Pre-Open Data
Key Data for the Week
Australian Market
The Australian sharemarket lifted for a third consecutive day on Tuesday to close up 0.8%. Gains were broad based, with only the Energy and Materials sectors weaker.
The Information Technology sector reversed recent losses to close 3.0% stronger. Artificial intelligence company Appen gained 2.9% and accounting software provider Xero jumped 4.0%. Buy-now-pay-later providers also enjoyed strong gains; Afterpay and Zip Co both rose 3.1%, while Sezzle added 3.9%.

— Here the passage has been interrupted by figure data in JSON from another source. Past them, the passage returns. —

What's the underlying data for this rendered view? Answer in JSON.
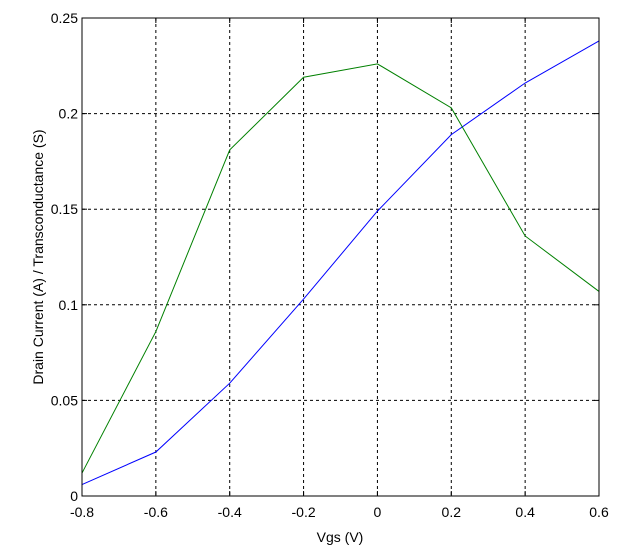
{
  "chart_data": {
    "type": "line",
    "title": "",
    "xlabel": "Vgs (V)",
    "ylabel": "Drain Current  (A)  / Transconductance (S)",
    "xlim": [
      -0.8,
      0.6
    ],
    "ylim": [
      0,
      0.25
    ],
    "xticks": [
      -0.8,
      -0.6,
      -0.4,
      -0.2,
      0,
      0.2,
      0.4,
      0.6
    ],
    "xtick_labels": [
      "-0.8",
      "-0.6",
      "-0.4",
      "-0.2",
      "0",
      "0.2",
      "0.4",
      "0.6"
    ],
    "yticks": [
      0,
      0.05,
      0.1,
      0.15,
      0.2,
      0.25
    ],
    "ytick_labels": [
      "0",
      "0.05",
      "0.1",
      "0.15",
      "0.2",
      "0.25"
    ],
    "grid": true,
    "legend": false,
    "x": [
      -0.8,
      -0.6,
      -0.4,
      -0.2,
      0,
      0.2,
      0.4,
      0.6
    ],
    "series": [
      {
        "color": "#0000ff",
        "values": [
          0.006,
          0.023,
          0.059,
          0.103,
          0.149,
          0.189,
          0.216,
          0.238
        ]
      },
      {
        "color": "#008000",
        "values": [
          0.012,
          0.086,
          0.181,
          0.219,
          0.226,
          0.203,
          0.136,
          0.107
        ]
      }
    ]
  }
}
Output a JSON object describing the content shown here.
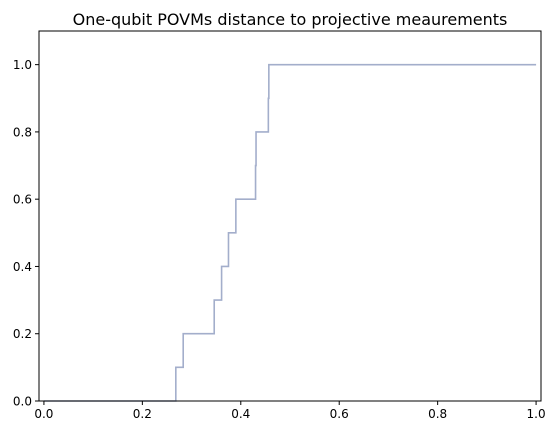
{
  "chart_data": {
    "type": "line",
    "title": "One-qubit POVMs distance to projective meaurements",
    "xlabel": "",
    "ylabel": "",
    "xlim": [
      -0.01,
      1.01
    ],
    "ylim": [
      0.0,
      1.1
    ],
    "grid": false,
    "legend": "none",
    "step": "post",
    "x_ticks": [
      0.0,
      0.2,
      0.4,
      0.6,
      0.8,
      1.0
    ],
    "x_tick_labels": [
      "0.0",
      "0.2",
      "0.4",
      "0.6",
      "0.8",
      "1.0"
    ],
    "y_ticks": [
      0.0,
      0.2,
      0.4,
      0.6,
      0.8,
      1.0
    ],
    "y_tick_labels": [
      "0.0",
      "0.2",
      "0.4",
      "0.6",
      "0.8",
      "1.0"
    ],
    "series": [
      {
        "color": "#a3aecb",
        "x": [
          0.0,
          0.268,
          0.283,
          0.346,
          0.361,
          0.375,
          0.39,
          0.43,
          0.431,
          0.446,
          0.456,
          0.457,
          1.0
        ],
        "y": [
          0.0,
          0.1,
          0.2,
          0.3,
          0.4,
          0.5,
          0.6,
          0.7,
          0.8,
          0.8,
          0.9,
          1.0,
          1.0
        ]
      }
    ]
  }
}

The Materials sector lost 0.7% due to continued weakness in iron ore prices. BHP and Rio Tinto gave up 2.2% and 1.1% respectively, while Fortescue Metals bucked the trend to close 0.7% higher. However, goldminers were stronger; Evolution Mining gained 2.5% and Newcrest Mining rose 0.2%.
The Health Care sector was a top performer, closing up 2.4%. Sonic Healthcare added 3.1% and biotechnology giant CSL gained 2.3%, while Ramsay Health Care and Cochlear lifted 2.1% and 1.8% respectively.
REITs also outperformed yesterday. Commercial property company Goodman Group lifted 3.4% and Cromwell Property Group gained 3.1%, while Aventus Group and GPT Group added 2.8% and 1.6% respectively.
The Australian futures market points to a 0.44% fall today.
Overseas Markets
European sharemarkets advanced on Tuesday, as the broad based STOXX Europe 600 gained 0.9%. The automakers sector climbed 2.1%, its highest level since June 2018. Volkswagen AG led the gains, closing up 6.7% after the company announced it is confident that cost cuts will improve profit margins. Porsche SE added 4.9% and Bayerische Motoren Werke AG (BMW) rose 3.5%. Pharmaceutical company AstraZeneca closed 3.2% higher, despite the suspension of its COVID-19 vaccine in various European countries.
US sharemarkets were mixed overnight, as investors awaited the outcomes from the Federal Reserve’s two-day policy meeting. The Information Technology sector was a strong performer, up 0.8%. Facebook gained 2.0%, while Apple and Alphabet both lifted 1.3%. By the close of trade, the Dow Jones fell 0.4% and the S&P 500 slipped 0.2%, while the NASDAQ closed up 0.1%.
CNIS Perspective
Iron ore has been a standout performer in commodity markets over the past 12 months, as a raft of supply and demand factors pushed the price of the raw material to a 10 year high in early March and dragged the Australian Dollar higher along with it.
The rally has been mainly driven by China’s industrial heavy COVID related stimulus program, and a significant reduction in the supply out of Brazil.
However, these price supporting factors won’t last forever, and change may be on the horizon. Brazilian miners are returning to full production and recent data shows China’s stimulus rollout is likely to ease later this year, at the same time Chinese port stockpiles are on the rise.
In addition, China is working on new policy measures to clean up its steelmaking industry, announcing curbs on steel production to limit pollution, as it aims for peak emissions by 2030, before hitting ‘carbon neutrality’ by 2060.
With Australia’s currency highly influenced by the price of the raw material, if a retracement in the iron ore price from lofty highs eventuates, expect a depreciation of the Australian Dollar to follow.